Practice dilemma: A difficult patient wants to register with your practice

A patient with multiple health problems refuses to be seen by female or Asian doctors.

Practice dilemma (Photo: iStock)
Practice dilemma (Photo: iStock)

The dilemma

A patient with mental health problems and poorly controlled diabetes with multiple complications wants to register at the surgery. After warnings from a number of local practices, he has been removed as a patient because of his behaviour. He insists he does not want to be seen by any female or Asian doctors. However, he clearly needs access to good primary care services. How would you respond to his request?

A GP's response

Dr Louise Newson is a GP in the West Midlands

It is important to meet the patient to discuss this. You may prefer a colleague to be present too, for example, your practice manager.

The first question is the patient's medical history. It is important to obtain as much information as possible about his diagnosis, treatment and compliance. His mental health problems may be contributing to his poorly controlled diabetes. You should explore his understanding of his diabetes and its management to find out why it is not well controlled.

You also need to find out why he has been removed from other practice lists. Has he been verbally or physically abusive? Has he been unnecessarily demanding?

You will have to decide if it is acceptable to take on a patient who will not see female or Asian doctors. Patients often ask to see a GP of the same gender; although this may be feasible for routine appointments, you need to determine what would happen if only female GPs were available. Find out if he would see female practice nurses and explore why he is so specific about who he sees.
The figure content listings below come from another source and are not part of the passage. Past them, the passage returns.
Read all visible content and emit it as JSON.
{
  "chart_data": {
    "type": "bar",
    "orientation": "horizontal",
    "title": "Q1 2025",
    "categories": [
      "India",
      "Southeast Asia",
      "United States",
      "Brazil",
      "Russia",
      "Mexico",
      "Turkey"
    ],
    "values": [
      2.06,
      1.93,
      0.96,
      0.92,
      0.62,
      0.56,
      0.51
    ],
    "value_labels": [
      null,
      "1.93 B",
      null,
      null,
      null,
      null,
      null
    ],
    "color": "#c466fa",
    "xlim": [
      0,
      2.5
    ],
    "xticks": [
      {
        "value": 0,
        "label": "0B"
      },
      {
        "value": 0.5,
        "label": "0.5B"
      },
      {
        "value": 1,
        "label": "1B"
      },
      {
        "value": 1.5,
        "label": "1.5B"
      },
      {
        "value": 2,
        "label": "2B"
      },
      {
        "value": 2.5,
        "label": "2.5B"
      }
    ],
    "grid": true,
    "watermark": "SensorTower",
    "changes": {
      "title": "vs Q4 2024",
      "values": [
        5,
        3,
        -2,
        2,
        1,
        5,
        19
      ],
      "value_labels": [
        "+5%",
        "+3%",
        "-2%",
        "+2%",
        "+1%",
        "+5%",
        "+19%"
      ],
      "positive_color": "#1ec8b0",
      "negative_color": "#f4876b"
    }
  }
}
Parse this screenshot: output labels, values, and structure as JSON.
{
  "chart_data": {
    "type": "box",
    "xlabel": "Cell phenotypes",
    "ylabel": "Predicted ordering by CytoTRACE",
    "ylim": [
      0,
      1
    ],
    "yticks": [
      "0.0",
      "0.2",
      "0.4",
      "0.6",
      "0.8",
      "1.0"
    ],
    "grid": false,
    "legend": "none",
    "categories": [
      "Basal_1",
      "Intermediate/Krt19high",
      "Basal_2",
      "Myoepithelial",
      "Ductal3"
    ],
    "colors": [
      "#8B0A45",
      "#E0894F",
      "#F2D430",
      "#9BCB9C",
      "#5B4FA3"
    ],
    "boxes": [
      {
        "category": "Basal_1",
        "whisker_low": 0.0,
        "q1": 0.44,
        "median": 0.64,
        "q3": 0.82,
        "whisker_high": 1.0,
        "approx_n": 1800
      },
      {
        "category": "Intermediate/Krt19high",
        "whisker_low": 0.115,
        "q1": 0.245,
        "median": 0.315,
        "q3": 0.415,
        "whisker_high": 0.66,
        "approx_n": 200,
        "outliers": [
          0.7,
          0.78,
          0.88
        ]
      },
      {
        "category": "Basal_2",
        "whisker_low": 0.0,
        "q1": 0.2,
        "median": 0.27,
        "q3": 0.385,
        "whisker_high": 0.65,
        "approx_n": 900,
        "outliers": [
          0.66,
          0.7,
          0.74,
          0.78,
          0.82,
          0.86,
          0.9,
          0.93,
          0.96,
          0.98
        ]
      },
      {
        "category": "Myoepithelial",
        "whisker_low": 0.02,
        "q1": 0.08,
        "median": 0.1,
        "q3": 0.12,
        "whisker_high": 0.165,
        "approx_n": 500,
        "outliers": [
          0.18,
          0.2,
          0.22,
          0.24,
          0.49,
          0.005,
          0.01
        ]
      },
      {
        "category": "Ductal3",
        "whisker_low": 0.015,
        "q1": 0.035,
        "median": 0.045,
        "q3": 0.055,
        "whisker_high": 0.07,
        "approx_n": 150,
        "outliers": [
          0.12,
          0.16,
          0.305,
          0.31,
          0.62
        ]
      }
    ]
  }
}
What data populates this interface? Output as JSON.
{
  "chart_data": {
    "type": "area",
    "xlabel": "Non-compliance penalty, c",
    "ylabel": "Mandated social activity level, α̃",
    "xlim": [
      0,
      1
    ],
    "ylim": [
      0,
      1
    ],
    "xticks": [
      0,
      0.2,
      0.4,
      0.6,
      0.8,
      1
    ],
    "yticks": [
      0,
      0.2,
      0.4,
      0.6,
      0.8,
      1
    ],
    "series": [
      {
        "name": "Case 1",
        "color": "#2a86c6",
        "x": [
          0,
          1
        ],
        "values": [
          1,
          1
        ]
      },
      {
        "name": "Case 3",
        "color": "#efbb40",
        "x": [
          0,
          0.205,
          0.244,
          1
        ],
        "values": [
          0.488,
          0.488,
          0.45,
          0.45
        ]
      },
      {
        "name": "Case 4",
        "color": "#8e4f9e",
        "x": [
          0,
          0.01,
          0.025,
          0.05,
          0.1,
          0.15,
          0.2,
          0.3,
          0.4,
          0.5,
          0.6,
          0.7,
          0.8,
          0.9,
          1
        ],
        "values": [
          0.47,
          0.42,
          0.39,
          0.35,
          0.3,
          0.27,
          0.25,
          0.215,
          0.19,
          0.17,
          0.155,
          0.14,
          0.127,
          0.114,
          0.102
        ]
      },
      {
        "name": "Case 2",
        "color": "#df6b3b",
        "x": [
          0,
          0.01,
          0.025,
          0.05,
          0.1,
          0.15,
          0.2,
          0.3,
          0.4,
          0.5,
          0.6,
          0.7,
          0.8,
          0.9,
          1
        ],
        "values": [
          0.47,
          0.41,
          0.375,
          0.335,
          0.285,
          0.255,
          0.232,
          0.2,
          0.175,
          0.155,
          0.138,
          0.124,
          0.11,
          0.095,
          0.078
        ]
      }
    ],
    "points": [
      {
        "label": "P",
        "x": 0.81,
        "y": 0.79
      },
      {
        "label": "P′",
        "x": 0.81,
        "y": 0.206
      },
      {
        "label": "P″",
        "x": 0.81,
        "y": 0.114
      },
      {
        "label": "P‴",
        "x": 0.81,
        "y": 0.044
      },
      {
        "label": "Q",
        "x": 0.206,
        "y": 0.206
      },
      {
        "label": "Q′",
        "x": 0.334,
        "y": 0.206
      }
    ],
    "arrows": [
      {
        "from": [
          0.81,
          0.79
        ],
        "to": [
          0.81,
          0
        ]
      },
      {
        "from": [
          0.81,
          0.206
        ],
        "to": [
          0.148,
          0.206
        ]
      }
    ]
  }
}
You may then decide to discuss his case in a partnership meeting.

A medico-legal opinion

Dr Zaid Al-Najjar is a medico-legal adviser at the Medical Protection Society

Although your immediate reaction may be that the patient's requests are offensive, he does need medical care for chronic conditions.

Under the GP contract, practices with an open list may only refuse a patient on reasonable grounds. This patient is not currently displaying challenging behaviour, so it would be difficult for a refusal to be considered reasonable.

If it is possible that his health problems might affect his behaviour, this should be taken into account. The GMC's Good Medical Practice states that doctors must treat patients and colleagues without discrimination.

If on further enquiry it is felt that his behaviour is unrelated to a medical condition, the practice should discuss his application with NHS England's local area team to see what support it may be able to provide.

It would be helpful to establish why the patient refuses to be seen by Asian or female doctors - is it a past difficulty or is this wholly discriminatory behaviour? Once this is established, the practice should decide whether the request is reasonable.

If you accept this patient, you should set him some ground rules. If he has a record of violent or threatening behaviour, the practice should take appropriate measures to safeguard staff.

The patient should be informed that the practice will do its best to cater for his preference, but that in emergencies or at short notice, it may be impossible to do so.

A patient's opinion

Danny Daniels is an expert patient

A pre-registration meeting should be arranged with the patient. If possible, a relative or friend should accompany him during this and any future visits to the practice.

At this meeting, you will have the opportunity to begin to understand the patient's needs and expectations, and gain insight into his problems.

The main aim of the meeting is to clarify what is acceptable in your practice. If you have a Patients' Charter in place, this could serve as the basis for your conversation.

This should be seen as the first step in building a relationship, which is, in itself, a two-way process.

It might be a good idea to meet practice partners and staff to discuss the case before meeting the patient and give feedback afterwards.

It is important to be consistent in all elements of the patient's dealings with staff. If an agreement is reached and registration sanctioned, it must be considered a good idea to evolve a plan that builds on this initial meeting, to enhance trust.

Gradually, the problems concerning his medical conditions can be broached and, hopefully, resolved.

There is a time element involved but if positive outcomes can be achieved, the time spent may be viewed as worthwhile. Reluctance to see female or Asian doctors is a separate matter - the patient's health is the top priority.